8 Responses to “SharePoint’s Explosive Job Growth”
  1. Kerri says:

    Great article Wahid, thanks for some hard numbers to point to as we evangalize to our customers! We are indeed in a good place if we are already embracing this technology. I was fortunate to have a really bright summer intern (Hannah Zimbeck) these past few months. She was such a joy to work with, while her friends were working on entering data on spreadsheets at the lumbar yard over the summer, she was learning Sharepoint. She picked it up in just a few weeks and was off running with solutions for everything I threw at her. Numbers like the ones in your graph above make it obvious to me that Sharepoit internships are going to be the hottest thing going. Now we need a community built internship program, so we can provide them with the best foundation possible. It won’t take long for these new grads to recognize Sharepoint is the wave to ride!

    • Janet says:

      Same result for our company. I’m just finishing up with 2 University Summer interns. After 2 months…they are ending the summer by training our 40 strong Training team and have prepared a SharePoint 101 document for the attendee’s to reference.

      • Kerri says:

        Oh, I like that! Why don’t you write something about it and share with us here on EUSP what you did and what came out of it? That is a topic I’m very interested in. Would love to hear what other people are doing for summer intern programs.

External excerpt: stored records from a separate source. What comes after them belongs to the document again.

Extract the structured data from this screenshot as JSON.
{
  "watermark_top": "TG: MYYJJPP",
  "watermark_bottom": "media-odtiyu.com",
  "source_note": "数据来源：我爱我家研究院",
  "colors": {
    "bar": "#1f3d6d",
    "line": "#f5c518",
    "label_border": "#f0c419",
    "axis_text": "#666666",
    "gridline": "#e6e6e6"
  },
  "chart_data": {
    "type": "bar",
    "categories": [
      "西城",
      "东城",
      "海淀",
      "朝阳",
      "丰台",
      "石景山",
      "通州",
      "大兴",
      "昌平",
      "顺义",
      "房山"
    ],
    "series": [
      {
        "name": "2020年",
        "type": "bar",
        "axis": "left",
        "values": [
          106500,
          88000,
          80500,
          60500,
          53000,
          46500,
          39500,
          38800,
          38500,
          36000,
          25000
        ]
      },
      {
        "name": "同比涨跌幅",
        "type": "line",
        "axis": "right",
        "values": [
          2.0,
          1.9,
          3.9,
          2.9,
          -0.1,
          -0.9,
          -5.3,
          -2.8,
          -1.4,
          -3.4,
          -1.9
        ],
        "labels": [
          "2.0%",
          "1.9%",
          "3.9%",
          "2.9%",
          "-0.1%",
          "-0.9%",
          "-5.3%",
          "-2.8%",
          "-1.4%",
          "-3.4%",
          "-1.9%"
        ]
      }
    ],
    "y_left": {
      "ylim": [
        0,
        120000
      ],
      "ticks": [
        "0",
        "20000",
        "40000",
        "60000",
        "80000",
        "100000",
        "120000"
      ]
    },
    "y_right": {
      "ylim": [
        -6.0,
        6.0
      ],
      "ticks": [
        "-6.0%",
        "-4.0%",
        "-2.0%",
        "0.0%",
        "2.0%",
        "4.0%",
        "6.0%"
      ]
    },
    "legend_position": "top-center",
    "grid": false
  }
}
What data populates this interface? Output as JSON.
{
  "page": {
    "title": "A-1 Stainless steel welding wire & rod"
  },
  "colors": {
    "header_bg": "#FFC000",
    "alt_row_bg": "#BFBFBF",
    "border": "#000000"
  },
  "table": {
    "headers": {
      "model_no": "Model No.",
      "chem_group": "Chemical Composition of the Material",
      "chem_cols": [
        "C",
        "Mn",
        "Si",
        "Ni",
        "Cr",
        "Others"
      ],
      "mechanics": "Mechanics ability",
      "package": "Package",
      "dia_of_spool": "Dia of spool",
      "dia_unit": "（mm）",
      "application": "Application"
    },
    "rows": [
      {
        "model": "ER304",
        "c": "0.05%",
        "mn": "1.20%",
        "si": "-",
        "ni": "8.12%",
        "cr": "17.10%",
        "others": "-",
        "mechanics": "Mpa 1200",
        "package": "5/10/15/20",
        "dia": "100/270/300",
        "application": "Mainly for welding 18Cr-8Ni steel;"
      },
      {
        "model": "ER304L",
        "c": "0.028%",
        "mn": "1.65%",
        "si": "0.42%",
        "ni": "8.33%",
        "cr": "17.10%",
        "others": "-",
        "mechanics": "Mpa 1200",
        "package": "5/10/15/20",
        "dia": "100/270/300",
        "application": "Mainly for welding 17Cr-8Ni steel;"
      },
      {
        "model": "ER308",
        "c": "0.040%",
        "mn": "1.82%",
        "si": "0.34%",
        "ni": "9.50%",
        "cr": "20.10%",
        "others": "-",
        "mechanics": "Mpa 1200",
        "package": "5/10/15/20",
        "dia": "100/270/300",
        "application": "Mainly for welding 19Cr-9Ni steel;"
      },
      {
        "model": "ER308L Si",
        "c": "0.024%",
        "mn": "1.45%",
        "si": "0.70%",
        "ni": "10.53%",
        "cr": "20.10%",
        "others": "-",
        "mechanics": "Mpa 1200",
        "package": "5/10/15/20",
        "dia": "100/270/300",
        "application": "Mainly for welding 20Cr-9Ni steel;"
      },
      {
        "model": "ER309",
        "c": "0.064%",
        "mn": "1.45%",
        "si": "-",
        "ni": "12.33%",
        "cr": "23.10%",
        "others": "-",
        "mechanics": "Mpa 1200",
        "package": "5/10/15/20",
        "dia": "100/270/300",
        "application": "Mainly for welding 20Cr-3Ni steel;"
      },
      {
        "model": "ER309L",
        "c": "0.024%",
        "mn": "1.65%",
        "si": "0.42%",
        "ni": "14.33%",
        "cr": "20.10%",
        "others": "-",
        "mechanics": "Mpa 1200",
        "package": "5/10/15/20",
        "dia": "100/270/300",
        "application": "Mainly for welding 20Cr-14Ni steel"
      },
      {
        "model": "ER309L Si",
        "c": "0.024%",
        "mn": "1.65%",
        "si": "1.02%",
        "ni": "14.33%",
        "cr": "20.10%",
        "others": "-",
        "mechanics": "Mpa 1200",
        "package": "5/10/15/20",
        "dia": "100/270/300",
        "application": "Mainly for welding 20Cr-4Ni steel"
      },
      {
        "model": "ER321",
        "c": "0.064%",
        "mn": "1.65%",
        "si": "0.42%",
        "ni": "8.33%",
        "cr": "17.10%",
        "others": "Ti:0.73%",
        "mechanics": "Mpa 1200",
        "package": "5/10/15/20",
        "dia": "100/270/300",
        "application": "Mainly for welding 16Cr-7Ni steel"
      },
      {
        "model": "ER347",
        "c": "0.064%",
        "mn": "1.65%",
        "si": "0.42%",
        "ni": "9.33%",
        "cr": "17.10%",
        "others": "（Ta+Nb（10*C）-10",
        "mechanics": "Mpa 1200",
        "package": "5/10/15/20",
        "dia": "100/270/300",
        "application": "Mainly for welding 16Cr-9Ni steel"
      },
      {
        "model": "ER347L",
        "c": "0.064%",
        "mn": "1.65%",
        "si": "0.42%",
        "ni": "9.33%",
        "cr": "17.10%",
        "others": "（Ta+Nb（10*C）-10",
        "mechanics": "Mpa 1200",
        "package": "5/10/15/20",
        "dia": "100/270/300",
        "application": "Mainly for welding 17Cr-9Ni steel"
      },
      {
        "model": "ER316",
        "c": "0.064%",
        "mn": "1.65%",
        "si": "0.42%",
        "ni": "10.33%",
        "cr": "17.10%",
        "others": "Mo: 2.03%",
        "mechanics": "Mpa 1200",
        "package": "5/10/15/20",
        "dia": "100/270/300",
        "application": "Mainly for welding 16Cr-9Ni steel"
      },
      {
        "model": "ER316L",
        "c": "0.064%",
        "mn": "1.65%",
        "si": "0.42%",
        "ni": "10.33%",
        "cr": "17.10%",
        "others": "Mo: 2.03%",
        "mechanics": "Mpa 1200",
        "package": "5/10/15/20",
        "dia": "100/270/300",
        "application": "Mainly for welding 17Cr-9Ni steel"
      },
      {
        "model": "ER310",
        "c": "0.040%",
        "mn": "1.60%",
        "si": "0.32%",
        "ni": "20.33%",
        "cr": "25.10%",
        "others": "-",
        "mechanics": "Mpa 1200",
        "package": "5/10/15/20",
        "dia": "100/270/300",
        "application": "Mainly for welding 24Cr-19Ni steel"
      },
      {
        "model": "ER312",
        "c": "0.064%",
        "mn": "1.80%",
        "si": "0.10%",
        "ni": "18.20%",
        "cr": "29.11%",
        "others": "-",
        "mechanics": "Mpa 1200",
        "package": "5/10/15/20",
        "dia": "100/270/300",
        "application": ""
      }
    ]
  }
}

      • Would love to get a copy of your 101 document and share it here on the site. Might even be worth an eBook distribution. Thanks. — Mark

  2. Frank says:

    I would like to see SharePoint classes offered in some schools (Community Colleges/Technical schools) here Colorado. There are classes for other Office products, why not SharePoint?

  3. Frank says:

    Excellent post! Targets the “hotness” of SharePoint right now, and for the future.

  4. I found a similar chart from here: http://www.itjobswatch.co.uk/jobs/uk/sharepoint.do
    I used it as a part of a successful business case to convince the company I work for to invest serious time into SharePoint as a platform for delivering business solutions. It was also enough for me to personally sign up for the USPJ Academy to get my skills to a suitable level.
    The comparison to the competition in the indeed.com chart is a real eye-opener and just adds to argument that SharePoint is a pretty safe bet right now.

  5. Thanks for the link to the charts at Indeed. It’s been a while since I needed to use that site (thankfully) so I was missing out on the data they were sharing. Now I just wish they made the data open for people like me to mash up up in my own visualizations to share back to the world.